炭水化物といえば何を想像しますか? ご飯やパン、麺などが思い浮かべやすいと思いすが、太りやすいイメージがありますよね? でも、実は炭水化物が原因で太るとはいいきれないというデータがあります。
ここでは、炭水化物がどのように体重と関係していくのかを紹介します。

冷凍宅配食の「ナッシュ」
冷凍宅配食の「ナッシュ」

炭水化物の栄養

炭水化物は、食品中に存在する3大栄養素(食事の大部分を構成する栄養素)の1つ(残りの2つは脂肪とタンパク質)です。これらのうちの1つの栄養素のみで成り立っている食品はほとんどなく、多くの食品は炭水化物、脂肪、タンパク質がさまざまな比率で組み合わさって構成されています。食品中にみられる炭水化物は、糖、デンプン、食物繊維の3種類です。

炭水化物で太らない?

どんな食物であれ、食べ過ぎれば太ります。食事の脂肪の量が多くても、あるいは炭水化物が多くても、身体が使うよりも多くのエネルギーを頻繁に取り込めば体重が増えます。
実際、量当たりで比較した場合、炭水化物のカロリー量は脂肪が含有するカロリーの半分もありません。また、繊維たっぷりの食物は食事の体積を増すので満腹感があります。

しかし糖分を多く含む食物は、カロリー量が高いことが多く、これらを頻繁にとると肥満につながる可能性があります。糖分の多い食物が食事全体のエネルギー量を増大させてしまい、それがいずれ肥満につながる、ということを示すという報告もあります。
炭水化物を減らして減量しているとき、実は炭水化物だけをカットしているのではありません。その食物を構成しているバター、チーズ、クリーム、砂糖、油などの高カロリー成分をもカットしています。カロリーを多量にとれば、炭水化物であれ、あるいは炭水化物や脂肪であれ、肥満につながるのです。

小麦の摂取量を減らせば減量できるか?

パンや麺などの小麦食品を体重を増やす元凶と考える人がいます。
小麦は、パン、パスタ、ピザ、シリアルなど、さまざまな食品に使われています。しかし、小麦がほかの食品に比べて肥満の原因になるという確証は示されていません。
小麦アレルギーや小児脂肪便症(セリアック病)を患っていない限り、食事における小麦などの穀物摂取量を減らすことが健康につながるということを示す事実はみつかっていません。
穀物、特に全粒系の食物は、健康的でバランスの取れた食事に欠かせません。
全粒粉の穀物、小麦、パンは身体にエネルギーを与えてくれるのみならず、ビタミンB、ビタミンE、食物繊維、そして幅広いミネラルを含有します。

炭水化物はタンパク質に比べて満腹感を得やすい?

炭水化物とタンパク質は、およその単位量あたり同程度のカロリーを含有していますが、満腹感に影響を及ぼす要因は食べ物の種類、食べ方、量などにあります。また、満腹感も人によって差があります。
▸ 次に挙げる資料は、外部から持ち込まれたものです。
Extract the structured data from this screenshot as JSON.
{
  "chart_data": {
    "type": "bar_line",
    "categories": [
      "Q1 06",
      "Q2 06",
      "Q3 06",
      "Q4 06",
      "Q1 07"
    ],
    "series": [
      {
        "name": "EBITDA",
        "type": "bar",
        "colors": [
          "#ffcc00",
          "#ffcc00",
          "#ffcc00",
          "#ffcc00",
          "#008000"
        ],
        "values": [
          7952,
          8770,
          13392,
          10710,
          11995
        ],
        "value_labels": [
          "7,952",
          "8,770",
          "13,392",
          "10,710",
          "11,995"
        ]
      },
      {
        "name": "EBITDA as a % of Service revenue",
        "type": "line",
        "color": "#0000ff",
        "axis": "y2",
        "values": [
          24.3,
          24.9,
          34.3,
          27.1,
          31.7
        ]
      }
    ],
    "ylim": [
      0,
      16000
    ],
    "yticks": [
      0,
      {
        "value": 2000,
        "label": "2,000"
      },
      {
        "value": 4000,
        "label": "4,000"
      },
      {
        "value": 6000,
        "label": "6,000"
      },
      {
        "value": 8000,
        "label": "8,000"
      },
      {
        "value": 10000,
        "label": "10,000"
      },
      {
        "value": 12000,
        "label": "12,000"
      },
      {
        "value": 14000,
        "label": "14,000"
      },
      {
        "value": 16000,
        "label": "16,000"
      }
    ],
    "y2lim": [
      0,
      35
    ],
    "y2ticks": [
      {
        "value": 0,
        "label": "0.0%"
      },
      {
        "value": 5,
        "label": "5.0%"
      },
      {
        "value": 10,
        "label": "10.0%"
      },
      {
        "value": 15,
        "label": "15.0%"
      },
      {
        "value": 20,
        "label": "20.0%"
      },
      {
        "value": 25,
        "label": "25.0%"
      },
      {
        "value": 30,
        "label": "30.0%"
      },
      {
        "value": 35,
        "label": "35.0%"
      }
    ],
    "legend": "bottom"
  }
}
タンパク質が豊富な食物をとると満腹感を得ることができるので、マメ科の植物、魚、卵、肉、その他のタンパク質食物を食事の中に取り入れましょう。ですが、これらの取りすぎもよくありません。

おわりに:炭水化物で太ることはありません

これまで述べてきたように、炭水化物が太る直接的な原因にはなりません。
しかし、どんな食べ物でも食べ過ぎてしまうと、太ってしまったり、健康に害を及ぼす可能性があります。
太ると思って炭水化物を抜いていたという方はこれを機に、食事のメニューを見直してみてください。